Unlike Queen, I didn’t care nearly as much about the clothes Aunt Belle would bring as I did about seeing how rich colored folks were after they had been living up north for a while. I thought about some of the other things Mama said in that letter, things about light switches and closets. Things Mrs. Robinson had in her house. I thought it was almost magical that whenever I walked into a room in her house, all I had to do was hit a switch on a wall and the light would come on. I couldn’t wait to grow up and get me a real house, with a toilet that flushed my doo-doo down to God knows where, instead of an outdoor toilet where everybody’s mess sat stagnant and maggot-covered in a hole until a new toilet was built.

And closets? What a dream it would be to put my clothes in their own special little room instead of folded in a cardboard box in a corner. Of course, if I had a closet, I reckon I’d need some decent clothes to hang in it too. But one day—?one day it would happen, because I was determined to get myself a good education and make it happen.

When I went out to sweep the back porch, I found Fred Lee sitting on the steps. He was tossing corn at Slick Charlie and his female admirers—?the twenty or so hens that supplied us with eggs and the occasional chicken dinner.

“Got a letter from Mama today,” I told him.

Fred Lee shrugged, kept tossing corn to the chickens, and didn’t utter a word.

I took the letter from my pocket and extended it toward him. “Wanna read it?”

He spat on the ground, then shook his head. Even with his near-charcoal complexion, he still looked like Mama, in my opinion, despite what Ma Pearl said. He had her sleepy eyes and her thin nose and thin lips, unlike me, with my wide nose and full lips.

I placed the letter back in my pocket and began sweeping the porch. But I wasn’t nearly as concerned about the dirt as I was about my brother. At only twelve, his thin shoulders were already hunched over, almost as bad as Papa’s at fifty-nine.

My aunt Ruthie Mae, the knee baby of the family, was married to a mean man everybody called Slow John. Slow John drank all the time and was always getting into fights.
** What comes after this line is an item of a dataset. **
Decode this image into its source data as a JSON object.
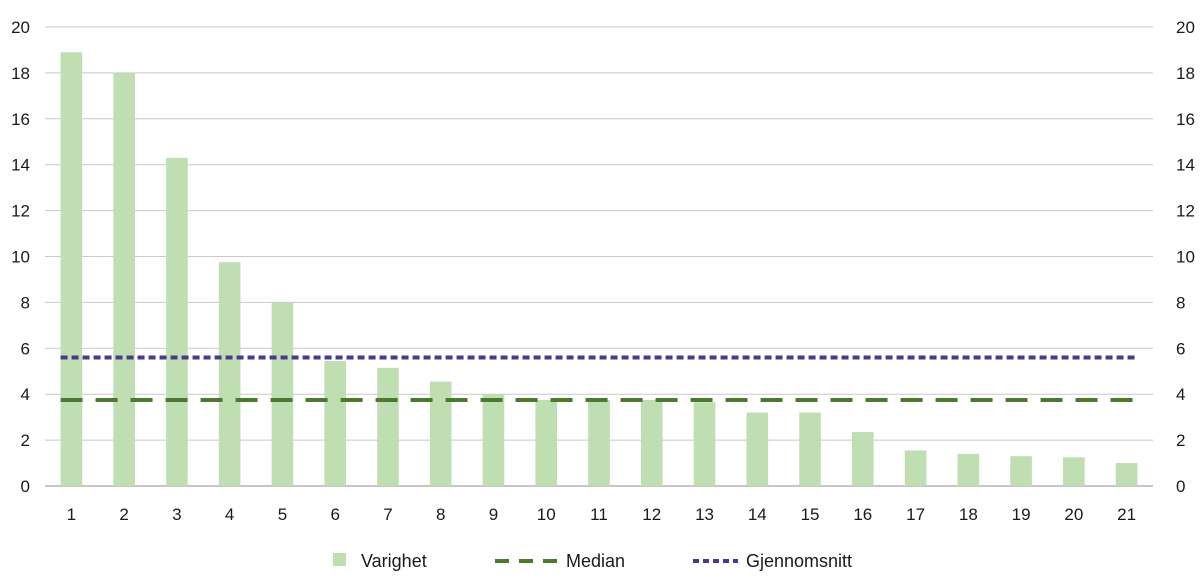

He even stabbed an old man six times in the chest for cheating him at dice. Papa said Slow John was hard like that because he grew up without his mama. Folks said she was shot to death by Slow John’s daddy in a juke joint up in Clarksdale.

As I swept the porch and stared at my brother, I wondered if he would become hard like Slow John. When Fred Lee was little, Ma Pearl was always calling him stupid because he wouldn’t talk. Until around age four, the most he would do was mumble. Even though I was only five, I tried my hardest to teach him how to talk. By the time he was four and a half, he still knew only a few words. He didn’t speak in sentences until he was almost six.

Then Mama left us. Fred Lee shut down again. After that, it took him two years to say more than “umm.” Standing there on the back porch that hot August afternoon, nearly a month after Mama had left for Chicago, I couldn’t recall two words having come out of Fred Lee’s mouth since.

I took a chance on getting caught by Ma Pearl and leaned the broom against the house. I went to the edge of the porch and sat with my brother. Fred Lee had never cared much for touching, so there would be no pat on the knee or arm draped around his shoulders. I folded my hands in my lap instead.

“Wanna talk?” I asked.

Fred Lee shook his head.

“You should,” I said.

Fred Lee shrugged.

“Baby Sister’s coming Sunday.”

Nothing.

“She’ll probably bring us something.”

Silence.

I should have expected that response from Fred Lee. He didn’t give a hoot or holler about stuff like that. Like Papa, he seemed to be content in whatever state he was in, even if that state was the State of Poverty.

Ma Pearl said that Fred Lee was slow in the head like our daddy. She said, “All them Banks is a tad bit touched.” Interestingly, according to Ma Pearl, all of mine and Fred Lee’s bad traits came from the Banks blood. None of them came from hers.